No Micro USB-A port?
My dad just bought a new ebike which was advertized as being able to charge phones. On checking the day before leaving on a multi-day trip, he found out the port was Micro USB A. Whenever you search for that the first links immediately say “Ebike phone charge cable”, but ordering online took tpo long. Yet several consumer electronics stores said USB Micro A doesn’t exist.
Turns out that the “not included” cable was included anyway.
I have never, ever seen a micro-A plug, even though they are defined in the standard. Every case of a usb peripheral with a micro plug has just used the micro-B instead. (I have seen mini-A, but back when those were current, almost nothing did usb host that couldn’t just use full-size sockets anyway, apart from my old linux palmtop.)
Me neither, so it has become a semi-propietary cable – althoug the chinese and bicycle dealers now sell off-brand cables.
My ex-girlfriend had a webcam that had a mini-A-female connector (on the device), which I also have never seen elsewhere (and I think A-plugs are only meant for PC’s and charging devices, not for “slave” devices)
I still have a couple devices(junk drawer) that use those. It was so rare I had not even considered it might be part of the standard.
I think they’re used with really old otg stuff too, like I think the older Jetson Tegra dev boards have a mini-AB port for this purpose and come with a mini A to full size A adapter.
I was looking for good graphics to print out for USB cable bin labels and one said MicroA is deprecated because everyone used B, and yes, out of nearly 100 mixed cables, zero Micro A.
I have a TI Nspire calculator from around 2011. This has a combo Micro B/A port. It came with a Micro B to Micro A cable. With that you could connect it to another calculator and the one with Micro A connected became the host for programming. Only time I’ve ever seen one too!
I think my single Micro AB cable is what I use in these situations. I didn’t even know what it was until I ran across an old Micro A port device.
Oddly I recall it coming as a standard cable with a Micro B device.
Of course, I don’t think I realized that until I looked it up based on your post!
Great for identifying power only cables
USB requires negotiation to pass more than 100 mA, or measuring the resistance between the D wires to identify a high power charger.

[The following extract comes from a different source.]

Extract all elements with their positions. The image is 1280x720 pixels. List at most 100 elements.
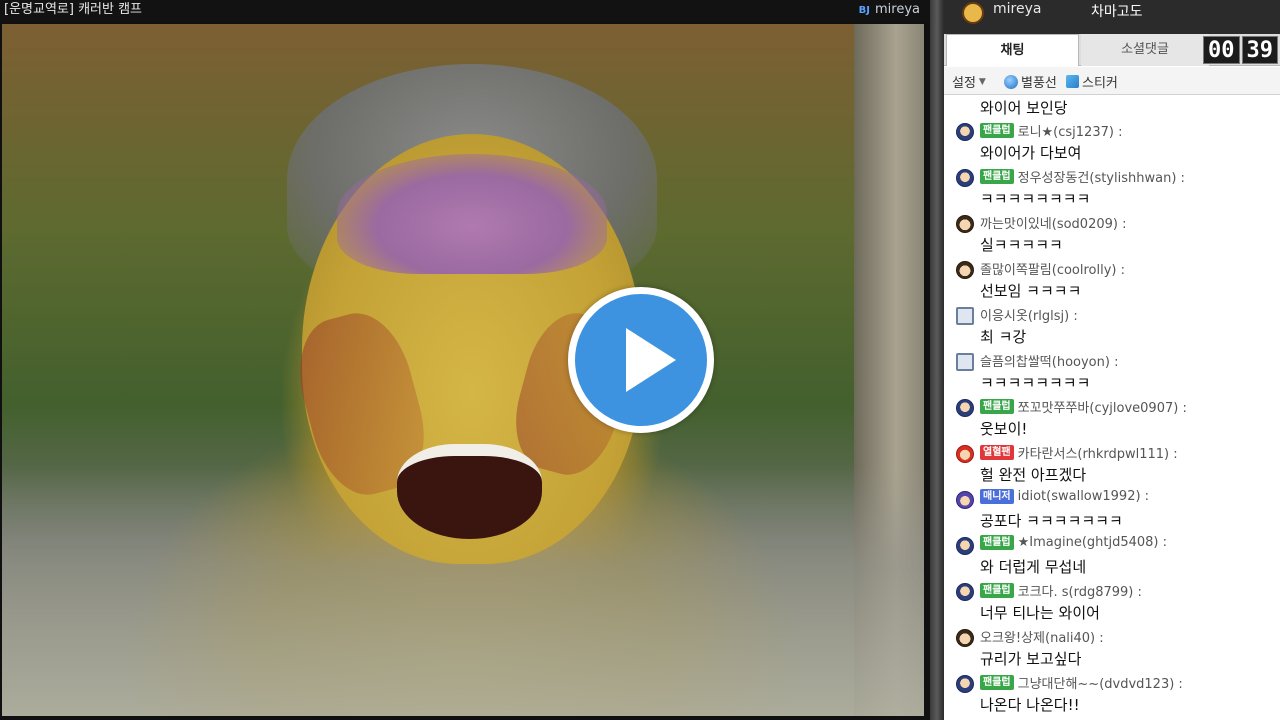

A power-only cable is ironically only able to pull the lowest available power out of the USB port, unless it is paired with a device that will skip the negotiation and pull high current anyways, and a non-standard charger that won’t shut down for over-current. In other words, they’re basically useless.
So why do we have them?
Power-only cables usually connect the D+ and D- together at the device side connector, indicating a charging port.
If the device assumes a charging port because of the cable, but it’s not actually connected to a charging port, trying to draw high current would shut the port down and pop an error message on the PC.
The dedicated charging port indicator is less than 200 Ohms between D+ and D-. The “charge only” cables that I’ve seen are open circuit for the data lines – not connected. This should cause the device to fail negotiation and default to the lowest current.
“Why do we have them?” CHEAP…..
It was already on my to-do list to search AliExpress for exactly this. High-end braided cable seemed like the least likely fault in a chain of components, but turned out to be the problem. Need to check them all…
But how would you identify thick from thin cables? With cheap ones the charging current can be low due to savings on copper…
I once had a cheap cable for charging in the car – discharge from running the Navi was faster than the poor charging.
You could possibly try measuring the resistance of the cable? You’d have to know its length too I guess, but I’m assuming cheaper cables have higher resistance per cm.
I’s not per se the the thickness or length that matters. It’s better to measure the ability to dissipate heat – you could do that by putting the cable under high stress and measuring the resistance (voltage drop) directly and after a while.
I’d be worried about letting out the magic smoke from cheap cables!
If it gives up that easily, it’s better off in the trash.
Just measure the voltage drop, the Arduino has ADC. You’ll probably need to add a Mux chip like a CD4066.
Using a Mega is overkill, I’d have used a smaller Arduino (easy if muxed) and added as many sockets as possible. USB, ethernet, audio, RCA, DC, etc.
An adjustable constant current source and measuring the voltage drop should be good.
I have this gizmo. USB-A to mini only, but already very convenient.
I do wish that cable testers that did more than just continuity were more readily available. Like, I know with these digital cables there’s more than just continuity that matters, you’ve got like characteristic impedance, cross talk or noise isolation, probably some kind of frequency response thing. But it’s all far too close to RF black magic for me to know how to build one. At least with coax cable I figured out I probably could test them with a VNA if I wanted to
Very nice and very useful. And nicely executed. It would be rather great to also have Cat5 Ethernet to tell the null from the patch or whatever they call them. And though we don’t use them much anymore, a DB9 for serial cables to show which version.
Maybe I’m an idiot but I thought that the “null” is called “crossover” wiring and that it doesn’t matter whether its a patch or a crossover is used if both ends support Auto MDI-X.
I’ll need to check the details, but wouldn’t this mark E-marked usb-c cables as bad? E-marked cables aren’t exactly a 1-to-1 connection, least on a few of the pins (cc1 and cc2 come to mind).
Are there commercial versions of this? I’d happily pay $150 for a finished unit. The build in the post is pretty involved, beyond the time I have for such a project.
I too have been frustrated with trying to find good quality USB/iPhone charging cables, so I created this ESP32 based cable tester: https://forum.swmakers.org/viewtopic.php?f=9&t=2452 It checks for continuity of the data wires with a LED readout and measures the GND/VBUS resistance with data being displayed on the OLED screen. It currently uses three banks of 2512 resistors to place different loads onto the cable and measures the voltage drop and therefore resistance of the cable.
Could you shut up and take my money. Plz? ;)
Could add max current testing till voltage goes out of specs.
I wonder if this guy is a fencer. This is like an upgraded body cord tester.